While still employed at Compaq, Telaroli got a job offer from a company in San Diego but didn't want to move his family. Franchising was increasingly looking like his best option, and after some research, Telaroli discovered The Sports Section, a youth and sports photography franchise.
So when Telaroli was finally laid off, complete with severance package, he was up and running with his new franchise within a week, opening his homebased business in March 2003. Though taking pictures of Little League teams seems a far cry from creating marketing programs for a hardware manufacturer, Telaroli did see some connection. "I'm a creative person--an artist, really. I like to color and draw and paint," he says. "When we take pictures, every product is special and unique to that individual, so this business has a creative side to it."
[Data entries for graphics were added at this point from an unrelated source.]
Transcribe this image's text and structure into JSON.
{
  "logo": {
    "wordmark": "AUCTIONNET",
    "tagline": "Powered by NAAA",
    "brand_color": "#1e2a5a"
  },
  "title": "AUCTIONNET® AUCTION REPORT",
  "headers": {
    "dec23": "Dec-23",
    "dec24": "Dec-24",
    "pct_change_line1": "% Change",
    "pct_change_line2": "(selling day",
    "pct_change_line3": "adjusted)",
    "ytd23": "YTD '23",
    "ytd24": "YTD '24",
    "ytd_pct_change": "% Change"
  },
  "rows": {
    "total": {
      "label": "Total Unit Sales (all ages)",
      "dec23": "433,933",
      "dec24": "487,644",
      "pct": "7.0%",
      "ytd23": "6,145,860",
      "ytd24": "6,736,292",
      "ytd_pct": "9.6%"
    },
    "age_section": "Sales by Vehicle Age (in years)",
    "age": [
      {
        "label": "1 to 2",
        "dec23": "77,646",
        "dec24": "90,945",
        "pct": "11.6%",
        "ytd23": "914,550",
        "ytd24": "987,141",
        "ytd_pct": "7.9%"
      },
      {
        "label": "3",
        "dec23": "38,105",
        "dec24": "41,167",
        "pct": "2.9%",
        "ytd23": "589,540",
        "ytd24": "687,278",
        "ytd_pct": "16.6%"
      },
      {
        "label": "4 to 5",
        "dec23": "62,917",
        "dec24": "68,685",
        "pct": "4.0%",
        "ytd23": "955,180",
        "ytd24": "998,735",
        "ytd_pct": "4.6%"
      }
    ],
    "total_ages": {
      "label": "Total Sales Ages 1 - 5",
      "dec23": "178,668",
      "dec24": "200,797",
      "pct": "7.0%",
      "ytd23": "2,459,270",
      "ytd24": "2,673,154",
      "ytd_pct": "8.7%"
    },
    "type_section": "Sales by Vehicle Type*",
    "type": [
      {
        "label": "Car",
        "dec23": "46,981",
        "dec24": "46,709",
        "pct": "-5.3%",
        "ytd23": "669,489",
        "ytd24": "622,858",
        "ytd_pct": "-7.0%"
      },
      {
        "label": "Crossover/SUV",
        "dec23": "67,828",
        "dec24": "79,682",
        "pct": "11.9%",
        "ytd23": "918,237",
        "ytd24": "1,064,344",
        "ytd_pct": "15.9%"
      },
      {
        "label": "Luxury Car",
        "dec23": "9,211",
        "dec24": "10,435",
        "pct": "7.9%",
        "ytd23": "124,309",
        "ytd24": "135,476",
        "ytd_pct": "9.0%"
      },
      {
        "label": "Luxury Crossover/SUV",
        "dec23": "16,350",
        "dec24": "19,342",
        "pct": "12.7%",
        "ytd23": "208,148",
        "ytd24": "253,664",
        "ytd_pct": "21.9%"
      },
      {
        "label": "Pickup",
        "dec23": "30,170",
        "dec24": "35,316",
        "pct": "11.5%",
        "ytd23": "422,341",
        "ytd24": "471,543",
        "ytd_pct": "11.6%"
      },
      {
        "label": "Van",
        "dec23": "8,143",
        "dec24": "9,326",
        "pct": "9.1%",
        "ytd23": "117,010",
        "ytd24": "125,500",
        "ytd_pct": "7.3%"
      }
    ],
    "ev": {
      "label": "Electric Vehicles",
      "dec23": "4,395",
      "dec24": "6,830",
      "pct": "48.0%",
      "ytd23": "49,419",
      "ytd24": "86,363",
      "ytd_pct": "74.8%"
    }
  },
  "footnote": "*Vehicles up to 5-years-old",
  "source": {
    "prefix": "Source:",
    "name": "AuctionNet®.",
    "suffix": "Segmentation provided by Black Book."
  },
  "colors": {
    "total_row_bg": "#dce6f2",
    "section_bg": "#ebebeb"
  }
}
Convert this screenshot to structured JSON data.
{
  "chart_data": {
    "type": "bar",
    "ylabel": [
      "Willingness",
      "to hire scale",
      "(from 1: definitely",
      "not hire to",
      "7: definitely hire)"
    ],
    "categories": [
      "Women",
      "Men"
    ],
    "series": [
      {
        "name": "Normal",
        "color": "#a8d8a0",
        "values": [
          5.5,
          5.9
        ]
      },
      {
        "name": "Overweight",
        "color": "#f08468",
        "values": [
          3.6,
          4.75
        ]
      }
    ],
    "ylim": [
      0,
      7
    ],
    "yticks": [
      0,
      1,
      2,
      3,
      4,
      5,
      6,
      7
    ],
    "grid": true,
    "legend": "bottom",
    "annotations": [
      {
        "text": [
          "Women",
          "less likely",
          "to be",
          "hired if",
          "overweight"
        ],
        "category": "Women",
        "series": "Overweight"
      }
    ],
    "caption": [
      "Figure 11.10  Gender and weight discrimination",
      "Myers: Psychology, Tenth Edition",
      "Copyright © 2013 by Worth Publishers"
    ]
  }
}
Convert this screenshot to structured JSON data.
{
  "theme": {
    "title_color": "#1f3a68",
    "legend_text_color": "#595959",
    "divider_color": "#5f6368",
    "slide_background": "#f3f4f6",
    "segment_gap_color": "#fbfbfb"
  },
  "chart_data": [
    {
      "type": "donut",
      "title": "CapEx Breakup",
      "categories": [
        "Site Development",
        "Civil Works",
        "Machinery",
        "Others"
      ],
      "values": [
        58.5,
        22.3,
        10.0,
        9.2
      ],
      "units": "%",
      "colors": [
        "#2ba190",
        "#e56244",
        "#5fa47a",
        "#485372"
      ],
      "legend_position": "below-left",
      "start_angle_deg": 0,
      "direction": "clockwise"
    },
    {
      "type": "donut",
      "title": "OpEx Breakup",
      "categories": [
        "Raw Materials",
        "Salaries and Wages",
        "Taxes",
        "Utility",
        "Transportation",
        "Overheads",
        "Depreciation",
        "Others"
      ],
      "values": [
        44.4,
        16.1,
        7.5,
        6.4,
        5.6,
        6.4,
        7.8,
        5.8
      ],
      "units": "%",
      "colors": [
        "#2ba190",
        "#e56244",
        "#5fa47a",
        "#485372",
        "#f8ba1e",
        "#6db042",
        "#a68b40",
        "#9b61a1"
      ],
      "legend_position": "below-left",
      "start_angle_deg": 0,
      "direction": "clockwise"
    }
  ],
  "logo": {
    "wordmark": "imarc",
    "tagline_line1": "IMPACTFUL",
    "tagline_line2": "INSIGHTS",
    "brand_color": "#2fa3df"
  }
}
Telaroli also takes advantage of his past experience when selling and marketing his franchise. He hires art students from local community colleges in the Tomball, Texas, area to handle the photography, giving him more time to call on athletic directors, coaches, schools and churches to line up clients.
Though just a few months into this venture, Telaroli is certain his corporate days are over. The corporate world "is a pretty challenging and stressful environment, and I didn't feel passionate about the job and really in touch with my customers," he says.
His new business not only brings Telaroli closer to his customers, but also gives him more time with his family. "I have my boys helping me in the business," he says. "[As a sales and marketing executive], it was hard for them to understand what I did in a business management position. But now they can see Dad carries a camera and has an office in the home . . . and they think it's pretty cool."